L’attacco è avvenuto nel campo di sfollati che sorge nella città di Dikwa, a 80 chilometri da Maiduguri, la città d’origine del gruppo di miliziani Boko Haram.

Il campo profughi ospita attualmente 50 mila persone, costrette ad abbandonare le loro case a causa dell’avanzata dei miliziani estremisti nella regione.

Le violenze e gli attacchi contro le popolazioni civili nel nordest della Nigeria e nei paesi limitrofi condotte dai ribelli hanno causato finora l’uccisione di 20 mila persone e 2,5 milioni sfollati.

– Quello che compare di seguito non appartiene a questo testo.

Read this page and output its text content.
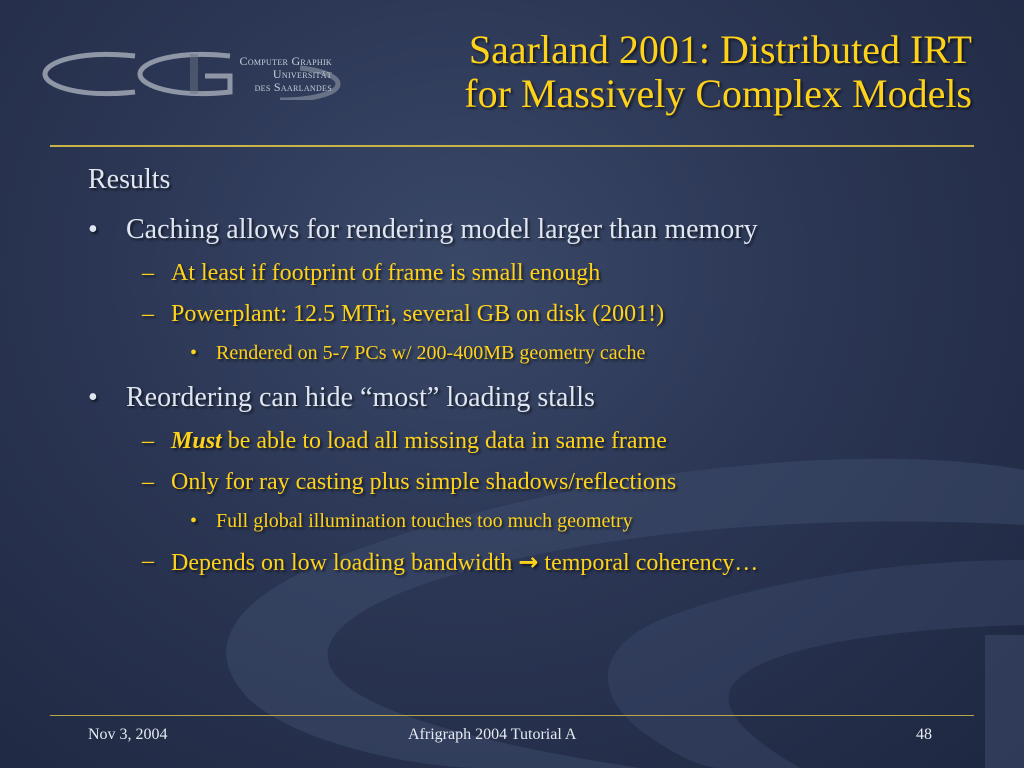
Computer Graphik
Universität
des Saarlandes
Saarland 2001: Distributed IRT
for Massively Complex Models
Results
• Caching allows for rendering model larger than memory
– At least if footprint of frame is small enough
– Powerplant: 12.5 MTri, several GB on disk (2001!)
• Rendered on 5-7 PCs w/ 200-400MB geometry cache
• Reordering can hide “most” loading stalls
– Must be able to load all missing data in same frame
– Only for ray casting plus simple shadows/reflections
• Full global illumination touches too much geometry
– Depends on low loading bandwidth → temporal coherency…
Nov 3, 2004	Afrigraph 2004 Tutorial A	48
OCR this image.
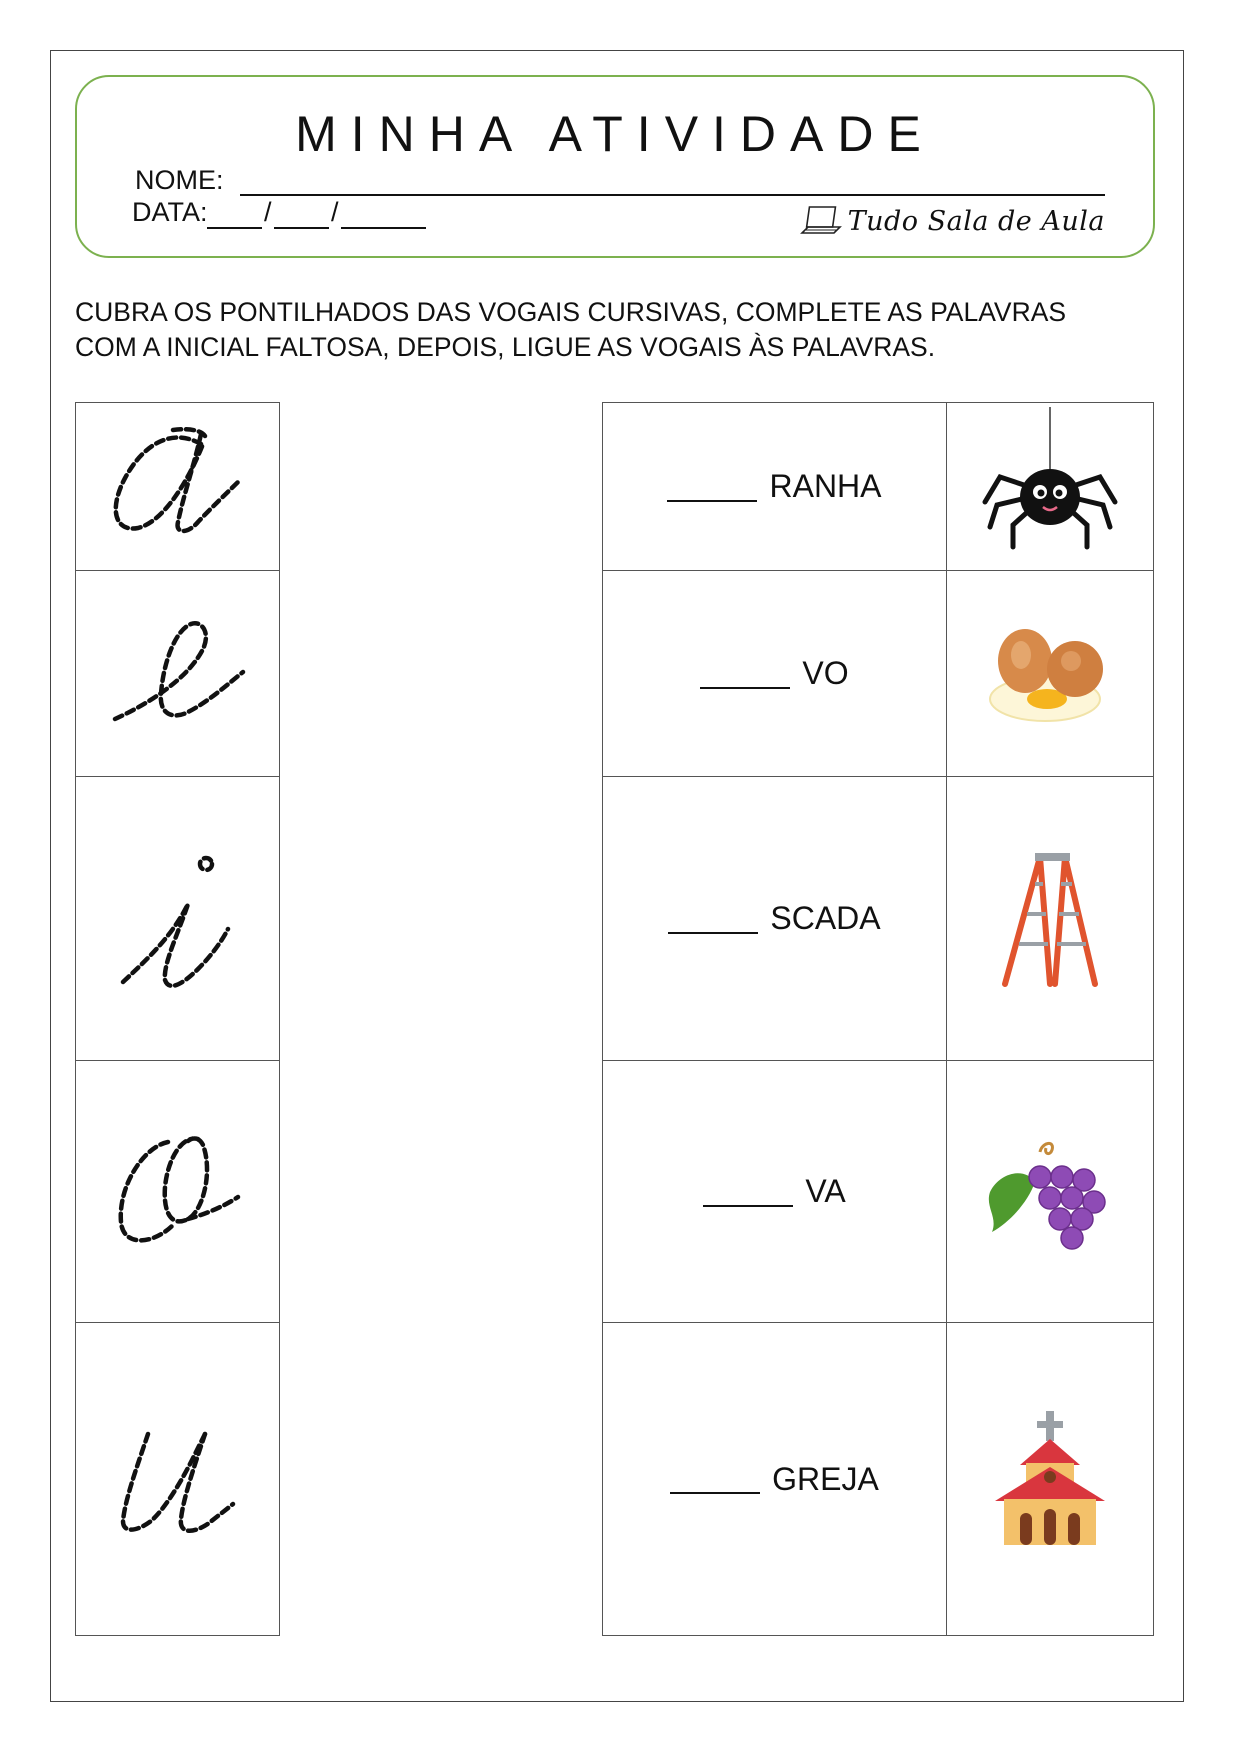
MINHA ATIVIDADE
NOME:
DATA: / /	Tudo Sala de Aula
CUBRA OS PONTILHADOS DAS VOGAIS CURSIVAS, COMPLETE AS PALAVRAS
COM A INICIAL FALTOSA, DEPOIS, LIGUE AS VOGAIS ÀS PALAVRAS.
RANHA
VO
SCADA
VA
GREJA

Gli attacchi, secondo quanto riferito da fonti locali, avrebbero avuto come obiettivo i civili, ma le autorità non hanno per il momento rilasciato commenti. Tuttavia, non escludono che dietro il duplice attacco ci siano i miliziani di Boko Haram.

Non è il primo attentato a coinvolgere un campo che ospita sfollati. L’11 settembre 2015, sette persone sono state uccise da un ordigno improvvisato esploso nel campo di Malkohi, nei pressi di Yola, nel vicino stato di Adamawa.